What was your favorite book when you were a child?

It changes all the time.

Was there a book you felt you needed to hide from your parents?

I read Michael Moorcock’s Jerry Cornelius books when I was 14. Made me the man I am.

Can you name your top five favorite or most influential authors?

I prefer not to because that makes it sound as if I have a definitive list, and it is closed and set for all time, when I find new and thrilling writing all the time.

What is a book you've faked reading?

I didn’t fake it, but I am quite out about never having read Harry Potter, nor desiring to.

Can you name a book you've bought for the cover?

The 1976 Orbit edition of The Forever War from a shop in Drogheda, while coming back late from Dublin.

Is there a book that changed your life?

All of them. Isn’t that the point?

Can you name a book for which you are an evangelist (and you think everyone should read)?

The most recent one was Horatio Clare’s Down to the Sea in Ships, one of those classic books that shows you how the modern global economy really works and hides in plain sight. Hint: shipping.

Is there a book you would most want to read again for the first time?

Good question! Though I re-read it regularly, I’d like to rebirth John Crowley’s Little Big.
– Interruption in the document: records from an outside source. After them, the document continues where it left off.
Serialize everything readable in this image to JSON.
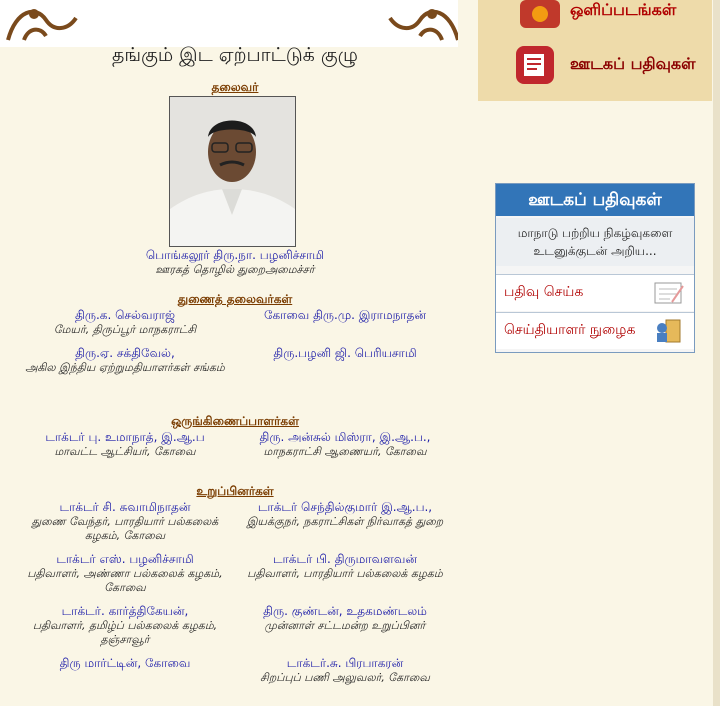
{
  "banner": {
    "title": "தங்கும் இட ஏற்பாட்டுக் குழு"
  },
  "sections": {
    "chairman": "தலைவர்",
    "vice_chairmen": "துணைத் தலைவர்கள்",
    "coordinators": "ஒருங்கிணைப்பாளர்கள்",
    "members": "உறுப்பினர்கள்"
  },
  "chairman": {
    "name": "பொங்கலூர் திரு.நா. பழனிச்சாமி",
    "role": "ஊரகத் தொழில் துறைஅமைச்சர்"
  },
  "vice": [
    {
      "name": "திரு.க. செல்வராஜ்",
      "role": "மேயர், திருப்பூர் மாநகராட்சி"
    },
    {
      "name": "கோவை திரு.மு. இராமநாதன்",
      "role": ""
    },
    {
      "name": "திரு.ஏ. சக்திவேல்,",
      "role": "அகில இந்திய ஏற்றுமதியாளர்கள் சங்கம்"
    },
    {
      "name": "திரு.பழனி ஜி. பெரியசாமி",
      "role": ""
    }
  ],
  "coord": [
    {
      "name": "டாக்டர் பு. உமாநாத், இ.ஆ.ப",
      "role": "மாவட்ட ஆட்சியர், கோவை"
    },
    {
      "name": "திரு. அன்சுல் மிஸ்ரா, இ.ஆ.ப.,",
      "role": "மாநகராட்சி ஆணையர், கோவை"
    }
  ],
  "members": [
    {
      "name": "டாக்டர் சி. சுவாமிநாதன்",
      "role": "துணை வேந்தர், பாரதியார் பல்கலைக் கழகம், கோவை"
    },
    {
      "name": "டாக்டர் செந்தில்குமார் இ.ஆ.ப.,",
      "role": "இயக்குநர், நகராட்சிகள் நிர்வாகத் துறை"
    },
    {
      "name": "டாக்டர் எஸ். பழனிச்சாமி",
      "role": "பதிவாளர், அண்ணா பல்கலைக் கழகம், கோவை"
    },
    {
      "name": "டாக்டர் பி. திருமாவளவன்",
      "role": "பதிவாளர், பாரதியார் பல்கலைக் கழகம்"
    },
    {
      "name": "டாக்டர். கார்த்திகேயன்,",
      "role": "பதிவாளர், தமிழ்ப் பல்கலைக் கழகம், தஞ்சாவூர்"
    },
    {
      "name": "திரு. குண்டன், உதகமண்டலம்",
      "role": "முன்னாள் சட்டமன்ற உறுப்பினர்"
    },
    {
      "name": "திரு மார்ட்டின், கோவை",
      "role": ""
    },
    {
      "name": "டாக்டர்.சு. பிரபாகரன்",
      "role": "சிறப்புப் பணி அலுவலர், கோவை"
    }
  ],
  "side": {
    "photos_label": "ஒளிப்படங்கள்",
    "media_reports_label": "ஊடகப் பதிவுகள்",
    "media_box": {
      "header": "ஊடகப் பதிவுகள்",
      "desc_line1": "மாநாடு பற்றிய நிகழ்வுகளை",
      "desc_line2": "உடனுக்குடன் அறிய...",
      "register": "பதிவு செய்க",
      "reporter_login": "செய்தியாளர் நுழைக"
    }
  }
}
On a related point, I recently re-read all the Tove Jansson Moomintroll books for the first time since childhood and alas: It. Didn’t. Quite. Have. It. Any. More.

What is your idea of THE perfect day (where you could go anywhere/meet with anyone)?

I’ll pass on this as it invariably involves sunshine and martinis.

What are you working on now?

Right now? Right right now? Lopping and pruning the untidy overgrown mess that is Luna: Moon Rising.